While at Cornell University (1995-1997), I started researching Sudanese exiles in Cairo, Egypt and livelihood strategies such as Sandooq and other microbanking programs. I then worked in Benin, Niger, Guinea, and a number of other places focused on economic development programming through global non-profits and development aid agencies for about 10 years. Now as an academic, I am interested in coops and the commoning of goods. Though I studied professionalized financial development, such as microfinance, for years as my PhD topic across a number of Caribbean countries, my interest was always in community-driven cooperative institutions, officially known as rotating savings and credit associations (ROSCAs). ROSCAs are locally called by the vernacular: Susu, Chit, Hagbad, Osusu, Chama, Arisan, Hua and such banking coops.
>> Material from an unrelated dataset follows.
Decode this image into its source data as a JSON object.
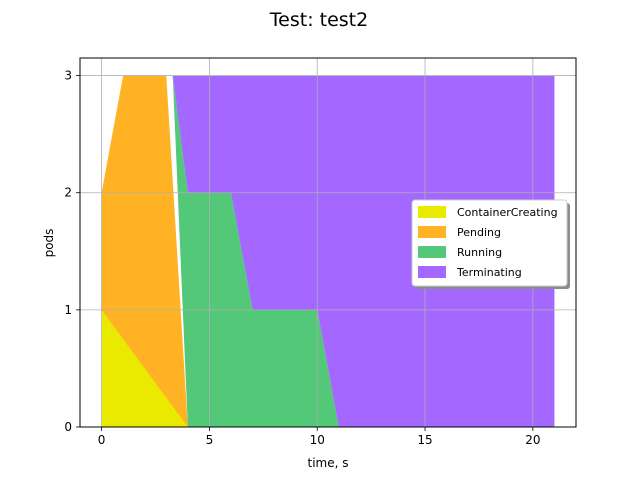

Being told that there was only one commercial model of banking to follow seemed untrue. Growing up in a Caribbean immigrant family we had to struggle for everything, and I knew that right in Toronto African peoples and other racialized immigrants were always organizing their own mutual aid financing and coops, and often did this work out of sight. This is what we can see as part of the commons, in which people shared goods to help themselves and others. In my experience, doing research on ROSCAs is accepted in the academe, as long as one is studying these coops in the Global South, outside of the Western world. Running a ROSCA is tough work because the members who organize these coops are operating informally, and they are commoning resources so building trust takes time. Because I focus on Black marginalized women, this takes even more time to get the story right due to the secrecy at times with informal coop systems. I am working on my fifth book, The Banker Ladies, and the Canadian case is the hard one to do because the ROSCA members – known as the Banker Ladies – hide what they do. The documentary is directed by a Haitian-Canadian filmmaker Esery Mondesir and the goal is to bring awareness and to educate the public about ROSCAs, informal coops, and mutual aid carried out by marginalized Canadian women. The Banker Ladies is hosted on films for action (open access) and it was supported by federal SSHRC funding and the early researcher award by the Province of Ontario. This body of work on ROSCAs in the Americas is based on 11 years of research and I have a book, The Banker Ladies, underway with the University of Toronto Press.